The global clinical development landscape is undergoing a period of recalibration. Rising trial costs, constrained funding environments, and persistent macroeconomic pressures such as inflation are forcing sponsors to rethink how and where they conduct studies. These pressures are not abstract; they translate directly into slower development timelines, delayed decision-making, and increased risk for sponsors. At the same time, the urgency for new therapies has not diminished.

In this evolving landscape, Contract Research Organizations in India and globally play a critical role in enabling efficient clinical development. As sponsors increasingly explore multi-regional clinical trials (MRCTs), selecting the right countries and partnering with the top CROs in India becomes essential for ensuring successful execution, faster recruitment, and regulatory acceptance.

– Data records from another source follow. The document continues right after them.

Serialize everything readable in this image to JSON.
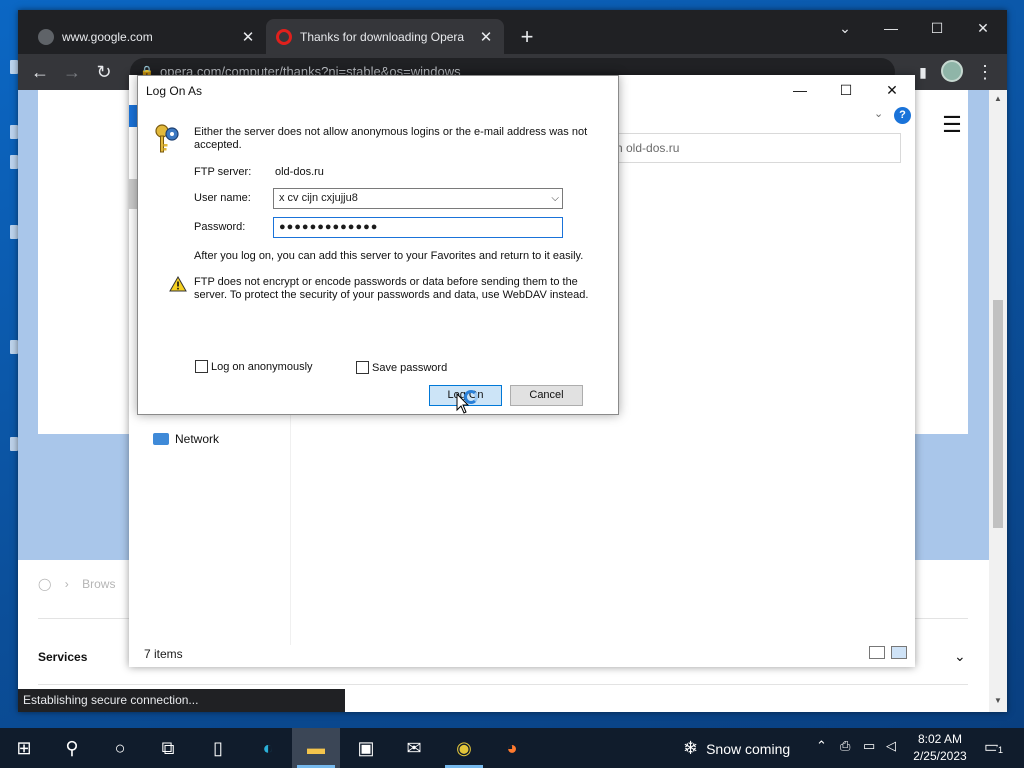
{
  "browser": {
    "tabs": [
      {
        "label": "www.google.com",
        "active": false
      },
      {
        "label": "Thanks for downloading Opera",
        "active": true
      }
    ],
    "new_tab": "+",
    "address": "opera.com/computer/thanks?ni=stable&os=windows",
    "status": "Establishing secure connection...",
    "page": {
      "breadcrumb": "Brows",
      "services_label": "Services"
    }
  },
  "explorer": {
    "search_placeholder": "rch old-dos.ru",
    "network_label": "Network",
    "status_count": "7 items"
  },
  "dialog": {
    "title": "Log On As",
    "message": "Either the server does not allow anonymous logins or the e-mail address was not accepted.",
    "ftp_server_label": "FTP server:",
    "ftp_server_value": "old-dos.ru",
    "username_label": "User name:",
    "username_value": "x cv cijn cxjujju8",
    "password_label": "Password:",
    "password_value": "●●●●●●●●●●●●●",
    "info_text": "After you log on, you can add this server to your Favorites and return to it easily.",
    "warning_text": "FTP does not encrypt or encode passwords or data before sending them to the server.  To protect the security of your passwords and data, use WebDAV instead.",
    "anon_label": "Log on anonymously",
    "anon_checked": false,
    "save_label": "Save password",
    "save_checked": false,
    "logon_button": "Log On",
    "cancel_button": "Cancel"
  },
  "taskbar": {
    "weather": "Snow coming",
    "time": "8:02 AM",
    "date": "2/25/2023",
    "notification_count": "1"
  },
  "colors": {
    "desktop": "#0b67c4",
    "chrome_dark": "#202124",
    "accent": "#0078d7",
    "page_banner": "#a9c6ea"
  }
}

In several indications, particularly those with a clear unmet medical need, multiple sponsors are pursuing development programs simultaneously. While this reflects scientific progress, it also creates a highly competitive clinical trial environment. When multiple trials target the same patient population within the same geographies, enrollment becomes a bottleneck. Competitive recruitment slows down timelines, increases costs, and can even compromise study feasibility.

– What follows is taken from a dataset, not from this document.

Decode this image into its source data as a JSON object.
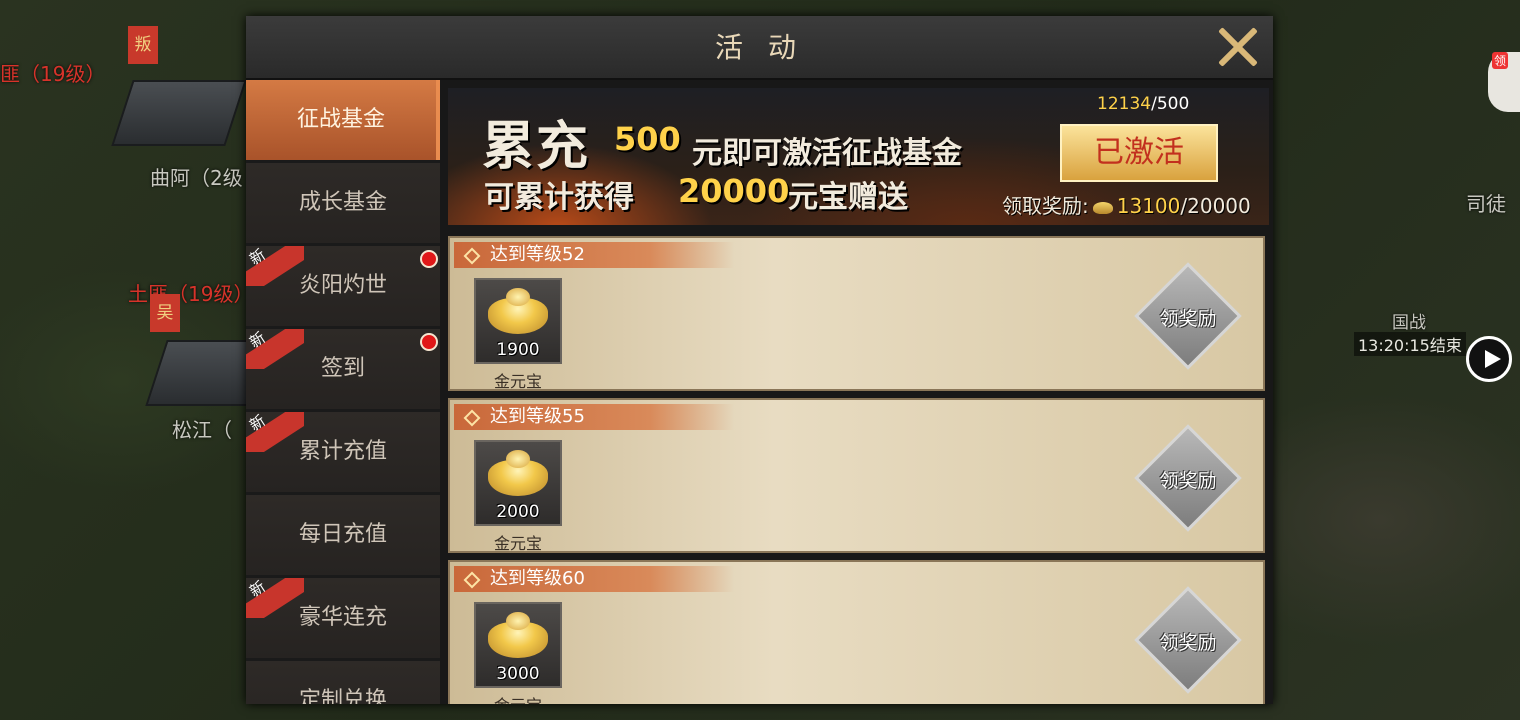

One of the most practical and effective ways to address this challenge is through strategic expansion into additional geographies, executed not as an afterthought, but as a core component of trial design within multi-regional clinical trials (MRCTs).

Top CROs in India

Understanding Multi-Regional Clinical Trials (MRCTs)

A multi-regional clinical trial (MRCT) is designed to generate data across multiple regions simultaneously, with the intent of supporting global or near-simultaneous regulatory submissions.

Large, research-driven pharmaceutical companies have long adopted this model to reduce the time lag between approvals in key markets and to ensure faster patient access to innovative therapies. Over time, MRCTs have evolved from being an advantage to becoming an expectation, particularly for products intended for global markets.

Dr Deepa Arora, CEO of CLINEXEL states, “I have noted that for emerging biotech companies and smaller sponsors, the transition to MRCTs is often complex. Many of these organizations lack prior experience in global trial execution and may be hesitant to expand beyond their home countries. Concerns around regulatory complexity, unfamiliar operational environments, and increased cost exposure are common. For companies operating with limited capital, these concerns are valid. Yet, paradoxically, restricting trials to a narrow set of countries often leads to slower recruitment and longer timelines, ultimately increasing overall development costs.”

Global Collaboration Models and the Role of CROs in India

This is where collaborative global models become highly relevant. AICROS was established in Bremen, Germany, in 2013 with the vision of enabling high-quality global clinical trials through a network of local expert clinical research organizations in India and globally. Rather than operating as a centralized CRO, AICROS brings together regionally specialized partners who possess deep knowledge of local regulatory frameworks, strong relationships with investigators, and a clear understanding of cultural and medical practice nuances. All members operate in alignment with ICH GCP, ensuring globally acceptable data quality.

Within this network, CLINEXEL plays a key role in enabling clinical trials in India. As a full-service pharmaceutical CRO in India and a full member of AICROS since 2020, CLINEXEL provides end-to-end clinical trial services, including regulatory strategy, site identification, project management, and vendor coordination. The organization has strong experience navigating the regulatory environment governed by CDSCO and maintains established relationships with key opinion leaders and high-performing clinical sites across therapeutic areas.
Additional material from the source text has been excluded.